April 13, 2018

Oman and beyond


Muscat, Oman is a shock to the eyes after India.  The port is surrounded by brown peaks, reminiscent of Arizona.  The buildings gleam bright white against the backdrop.  The men wear the dishdasha, most of them in spotless white, some in shades of beige.  The dishdasha is an ankle-length long-sleeved “dress.”  They look cool and comfortable and I assume they’re made of cotton.  I can’t figure how they keep them so white and how they keep them so wrinkle-free.  Anyway, between the white buildings and the white-clothed men, the city sparkles.




Next to us in port is the AIDAstella, a German cruise ship of about 2100 passengers.  We can expect the town to be bustling. The sultan's two yachts are also in dock.



We decide to skip the excursion which visits a mosque, a palace, and the market.  Instead, we make the quick trip into town on the port shuttle and go straight to the Muttrah Souk.  The souk is hard to describe if you’ve never been to one.  It’s a colorful labyrinth, a rabbit warren, a maze.  There are innumerable paths in and countless ways out, unless you’re trying to find one; then you hit dead ends and lose all sense of direction, going in circles and fearing you might run out of water. 


When we enter we’re greeted by shopkeepers trying to lure us into their cubicles.  I had done a little research and learned that you should travel the smaller paths and follow the locals in order to escape the hawkers and find the bargains.  Still, I’m intimidated by the expectation that I should bargain.  I follow a couple of burqa-clad women into a fabric shop.  The fabrics are stunning and mesmerizing in their quantity and variety.  I bought a couple of sheer scarfs and didn’t bargain.  Shame on me. 

We go deeper.  We’ve gotten to the jewelry section.  Shop window after shop window is packed full of gold, gaudy gold, filigreed gold. 
Omani men are allowed to have four wives, though this is becoming uncommon as it’s so expensive.  The man must pay a dowry which usually includes gold jewelry.  The wife continues to collect gold after marriage as an economic hedge and in case she needs to buy her way out of the marriage.  Divorce is becoming more common and accepted.

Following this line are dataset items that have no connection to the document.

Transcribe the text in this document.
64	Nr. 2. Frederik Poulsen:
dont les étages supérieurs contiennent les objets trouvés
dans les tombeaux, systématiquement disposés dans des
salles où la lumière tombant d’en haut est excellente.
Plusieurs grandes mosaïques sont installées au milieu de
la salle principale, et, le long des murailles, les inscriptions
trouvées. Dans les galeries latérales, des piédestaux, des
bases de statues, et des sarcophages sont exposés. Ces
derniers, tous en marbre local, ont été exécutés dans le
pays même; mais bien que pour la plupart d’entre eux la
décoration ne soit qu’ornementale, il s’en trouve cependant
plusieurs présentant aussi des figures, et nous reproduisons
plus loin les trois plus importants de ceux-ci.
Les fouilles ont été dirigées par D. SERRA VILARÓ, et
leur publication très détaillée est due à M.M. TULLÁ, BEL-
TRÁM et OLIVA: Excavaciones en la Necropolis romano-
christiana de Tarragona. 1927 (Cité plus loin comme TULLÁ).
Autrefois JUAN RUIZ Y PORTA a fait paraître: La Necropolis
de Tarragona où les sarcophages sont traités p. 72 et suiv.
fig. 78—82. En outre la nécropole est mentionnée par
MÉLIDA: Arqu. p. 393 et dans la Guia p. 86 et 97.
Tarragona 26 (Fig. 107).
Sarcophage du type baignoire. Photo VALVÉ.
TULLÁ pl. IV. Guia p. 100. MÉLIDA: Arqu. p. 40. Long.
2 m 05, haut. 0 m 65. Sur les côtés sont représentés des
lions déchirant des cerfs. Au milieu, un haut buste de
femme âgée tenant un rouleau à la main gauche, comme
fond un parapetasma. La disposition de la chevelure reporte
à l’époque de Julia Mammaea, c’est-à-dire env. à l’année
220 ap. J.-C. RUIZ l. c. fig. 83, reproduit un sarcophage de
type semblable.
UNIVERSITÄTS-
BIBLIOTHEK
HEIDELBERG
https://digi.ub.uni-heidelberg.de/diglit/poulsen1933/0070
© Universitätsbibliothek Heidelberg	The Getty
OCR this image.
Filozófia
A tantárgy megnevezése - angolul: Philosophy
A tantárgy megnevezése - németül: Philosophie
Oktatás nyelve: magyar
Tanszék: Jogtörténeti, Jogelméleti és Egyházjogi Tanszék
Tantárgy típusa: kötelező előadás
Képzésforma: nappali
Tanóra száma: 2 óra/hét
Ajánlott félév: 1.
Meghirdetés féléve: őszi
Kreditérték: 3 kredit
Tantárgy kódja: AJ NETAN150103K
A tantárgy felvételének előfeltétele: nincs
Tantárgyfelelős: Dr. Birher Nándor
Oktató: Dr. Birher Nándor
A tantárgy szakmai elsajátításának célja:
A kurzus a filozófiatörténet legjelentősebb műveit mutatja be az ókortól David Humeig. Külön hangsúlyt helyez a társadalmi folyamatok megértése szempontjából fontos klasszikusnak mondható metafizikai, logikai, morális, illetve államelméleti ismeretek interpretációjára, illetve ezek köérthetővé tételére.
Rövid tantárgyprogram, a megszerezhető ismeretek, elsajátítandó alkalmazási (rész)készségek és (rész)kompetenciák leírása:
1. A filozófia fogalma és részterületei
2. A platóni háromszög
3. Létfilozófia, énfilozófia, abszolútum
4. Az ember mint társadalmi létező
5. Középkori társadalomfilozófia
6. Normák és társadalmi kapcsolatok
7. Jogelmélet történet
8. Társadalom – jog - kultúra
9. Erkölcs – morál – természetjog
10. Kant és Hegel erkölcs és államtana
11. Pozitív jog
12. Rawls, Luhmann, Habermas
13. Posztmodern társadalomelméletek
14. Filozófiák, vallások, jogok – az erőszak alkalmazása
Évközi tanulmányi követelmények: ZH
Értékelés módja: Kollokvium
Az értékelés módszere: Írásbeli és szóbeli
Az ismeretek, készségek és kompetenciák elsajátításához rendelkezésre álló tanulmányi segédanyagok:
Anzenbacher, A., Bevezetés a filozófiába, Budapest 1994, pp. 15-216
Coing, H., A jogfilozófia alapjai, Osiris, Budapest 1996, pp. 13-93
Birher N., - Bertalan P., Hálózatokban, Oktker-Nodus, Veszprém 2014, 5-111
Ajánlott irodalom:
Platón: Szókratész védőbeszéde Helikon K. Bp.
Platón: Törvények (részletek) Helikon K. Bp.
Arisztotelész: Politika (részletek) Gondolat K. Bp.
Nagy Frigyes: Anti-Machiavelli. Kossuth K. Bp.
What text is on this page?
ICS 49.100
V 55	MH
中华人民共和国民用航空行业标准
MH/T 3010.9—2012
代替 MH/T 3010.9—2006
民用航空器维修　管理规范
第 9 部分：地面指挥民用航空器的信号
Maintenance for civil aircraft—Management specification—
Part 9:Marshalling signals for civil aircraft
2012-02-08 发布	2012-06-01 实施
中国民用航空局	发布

A necklace in a window catches my eye.  Not gold.  Silver with citrine and amethyst.  Inside the small store are a couple of Americans, and another couple leaving remarks that this is a good shop, good people, good prices, good quality.  Also, good air conditioning.  Anyway, without going into detail, I came away with the necklace and a ring.  There was a bit of bargaining, but I probably could have pushed it some more.  I hope I do a better job when I get home and have to buy my new car!  A bit of buyer’s remorse because I really didn’t NEED these.  In my stupor, I left my scarf purchase in the shop.  The kind gentleman chased after me.  We hadn’t gone far because we were spinning in circles trying to find a way out.  After heading down some dead ends Bob used his iphone to lead us out.  We were almost out of water. 

We walked back to the ship and stopped at the public market fish/vegetable/meat market.  It was later in the day, not as lively as it would have been earlier.




Back to the ship and settle in for our six days at sea while we follow the coast of Yemen and eventually into the Red Sea.  Today, on our third day sailing the Arabian Sea and the Gulf of Aden, we’re about to enter the small passage between Yemen and Somalia.  This is the scary bit.  There are extra security precautions in force.  We’ve been cautioned not to share any pictures on social media.  So, if I tell you, I’d have to kill you.  Details in our next communique.